Cyber-bullying warning after Australia named world's worst

File photo / Stephen Parker
File photo / Stephen Parker

Kiwi parents should be worried by a study naming Australia as the world's worst place for cyber-bullying on social networking sites, say experts.

A survey of 24 countries by Ipsos Social Research Institute found almost 9 in 10 Australian parents said their child or another they knew in their community had experienced harassment on sites like Facebook.

The figure was much higher than the global average of six in 10.

In New Zealand, parents had similar cause for concern because the level of cyber-bullying was similar here - and on the increase, said Netsafe executive director Martin Cocker.

"It certainly has (increased), just basically with the proliferation of technology. We are working with our counterparts in Australia and we seem to be dealing with the same thing in similar quantities.''

The rise in cyber-bullying was particularly prevalent on popular sites such as Facebook, which bullies used for intimidation, and harassment, said Mr Cocker.

There has also been an increase in the number of fake profiles designed to damage a person's reputation, he said.

One in five students reported being bullied in any 12-month period, according to a Netsafe survey.

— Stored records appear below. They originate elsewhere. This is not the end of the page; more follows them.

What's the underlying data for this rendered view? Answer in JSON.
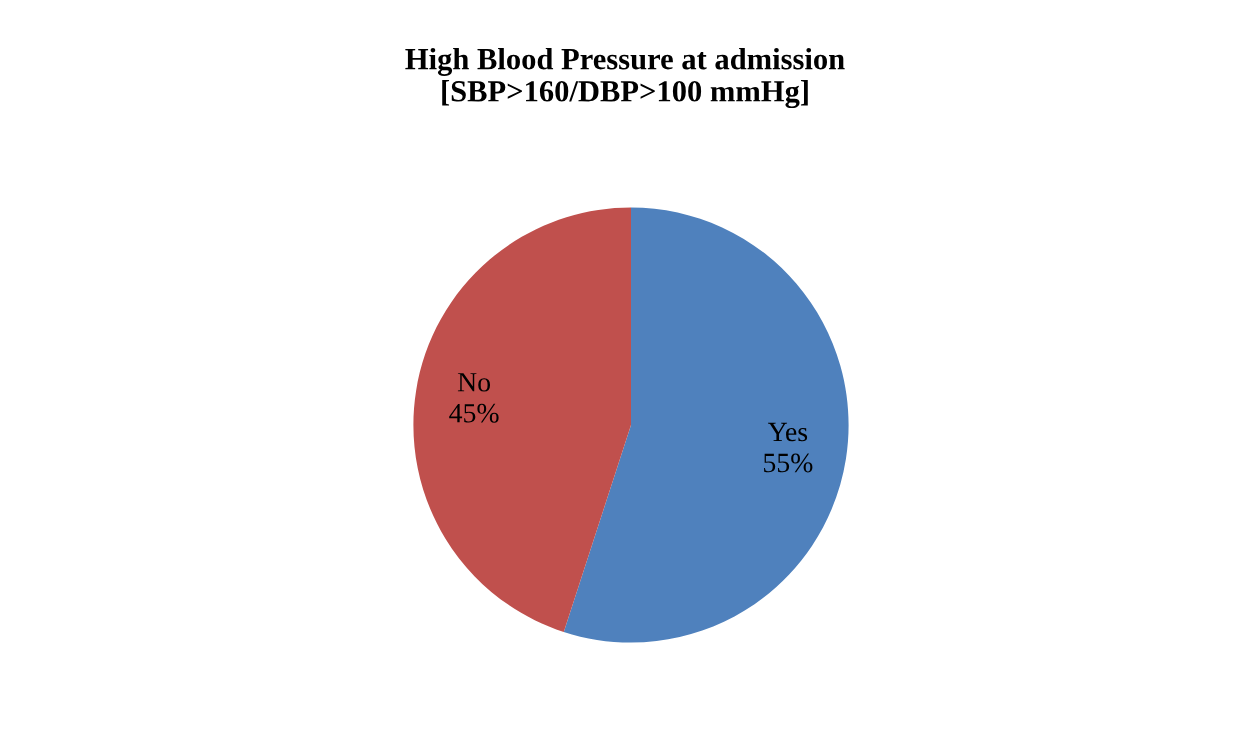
{
  "chart_data": {
    "type": "pie",
    "title": "High Blood Pressure at admission\n[SBP>160/DBP>100 mmHg]",
    "categories": [
      "Yes",
      "No"
    ],
    "values": [
      55,
      45
    ],
    "colors": [
      "#4f81bd",
      "#c0504d"
    ],
    "value_labels": [
      "55%",
      "45%"
    ],
    "legend": false
  }
}
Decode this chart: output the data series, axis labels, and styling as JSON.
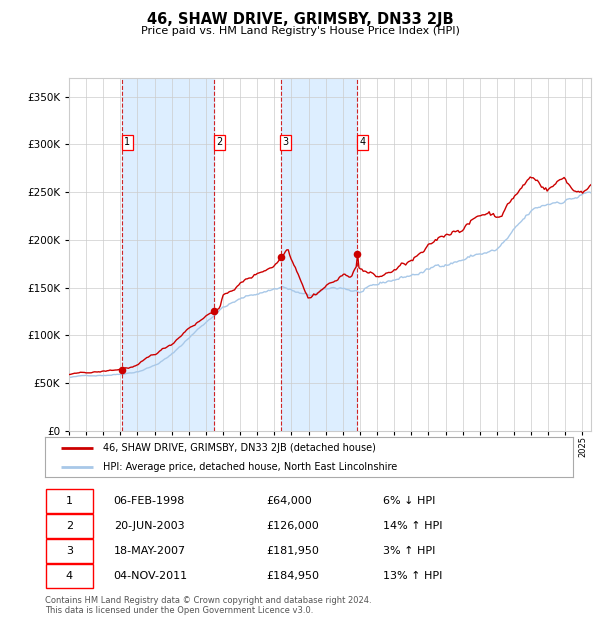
{
  "title": "46, SHAW DRIVE, GRIMSBY, DN33 2JB",
  "subtitle": "Price paid vs. HM Land Registry's House Price Index (HPI)",
  "legend_line1": "46, SHAW DRIVE, GRIMSBY, DN33 2JB (detached house)",
  "legend_line2": "HPI: Average price, detached house, North East Lincolnshire",
  "footer1": "Contains HM Land Registry data © Crown copyright and database right 2024.",
  "footer2": "This data is licensed under the Open Government Licence v3.0.",
  "transactions": [
    {
      "num": 1,
      "date": "06-FEB-1998",
      "price": 64000,
      "pct": "6%",
      "dir": "↓",
      "year": 1998.1
    },
    {
      "num": 2,
      "date": "20-JUN-2003",
      "price": 126000,
      "pct": "14%",
      "dir": "↑",
      "year": 2003.5
    },
    {
      "num": 3,
      "date": "18-MAY-2007",
      "price": 181950,
      "pct": "3%",
      "dir": "↑",
      "year": 2007.37
    },
    {
      "num": 4,
      "date": "04-NOV-2011",
      "price": 184950,
      "pct": "13%",
      "dir": "↑",
      "year": 2011.85
    }
  ],
  "hpi_color": "#a8c8e8",
  "price_color": "#cc0000",
  "marker_color": "#cc0000",
  "dashed_color": "#cc0000",
  "shade_color": "#ddeeff",
  "grid_color": "#cccccc",
  "background_color": "#ffffff",
  "ylim": [
    0,
    370000
  ],
  "xlim_start": 1995.0,
  "xlim_end": 2025.5,
  "yticks": [
    0,
    50000,
    100000,
    150000,
    200000,
    250000,
    300000,
    350000
  ]
}
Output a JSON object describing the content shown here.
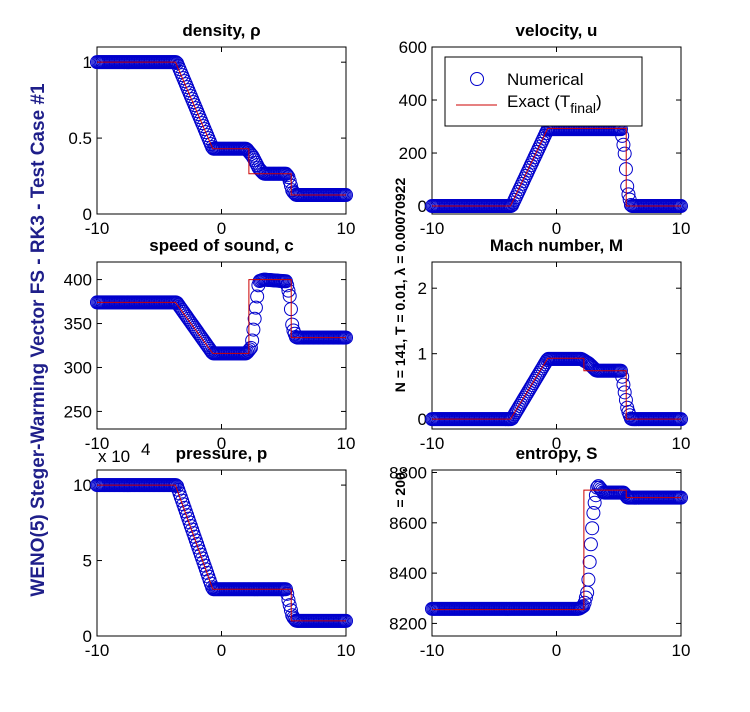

The figures were similar for cyber-bullying, with one in four or five young people believed to be affected, said Mr Cocker.

The Ipsos study involved 18,000 students from countries including the USA, UK, Russia, Germany, Australia, China, Turkey, Poland, Mexico, Brazil, India, Indonesia and Saudi Arabia.

It revealed Australian children were the fifth most likely to be the victims of cyber-bullying overall behind India, Indonesia, Sweden and Canada.

Other platforms covered by the study included mobile phones, online chatrooms, email and online instant messaging.

Kidsline and Lifeline spokesman Dylan Norton said bullying could have a big impat on young people in New Zealand.

"It can have a really big effect on behaviour at school, mood and things like depression, which can lead to suicidal behaviour. It can really have a significant effect, he said.

In 2009, Rotorua teenager Hayley-Ann Fenton took her own life after being cyber-bullied. The 15-year-old died in hospital hours after receiving threatening text messages from the wife of her ex-boyfriend.

Elina Tiumalu was later convicted on charges of intimidation and Hayley-Ann's mother Lesley last month backed changes proposed by the Law Commission to protect victims of cyber-bullying.

The commission recommends giving victims the chance to hit back at their tormentors through a new, easily accessible internet enforcer capable of imposing fines, ordering apologies or terminating the offender's internet account.

It also proposes new laws to tackle online harassment, which would make it a criminal offence to encourage someone to commit suicide, to post "intimate images'' online without the subject's consent and to "maliciously impersonate'' someone on social media such as Facebook and Twitter.

Kidsline and Lifeline offer free counselling to hundreds of people each year seeking support for issues, including cyber-bullying.

Mr Norton urged parents to be aware of warning signs their child is being bullied, which can include withdrawal from doing things they enjoy and major changes in behaviour.

Parents should monitor their children's internet use, get involved in their online lives and speak to them about appropriate behaviour on the internet, said Mr Cocker.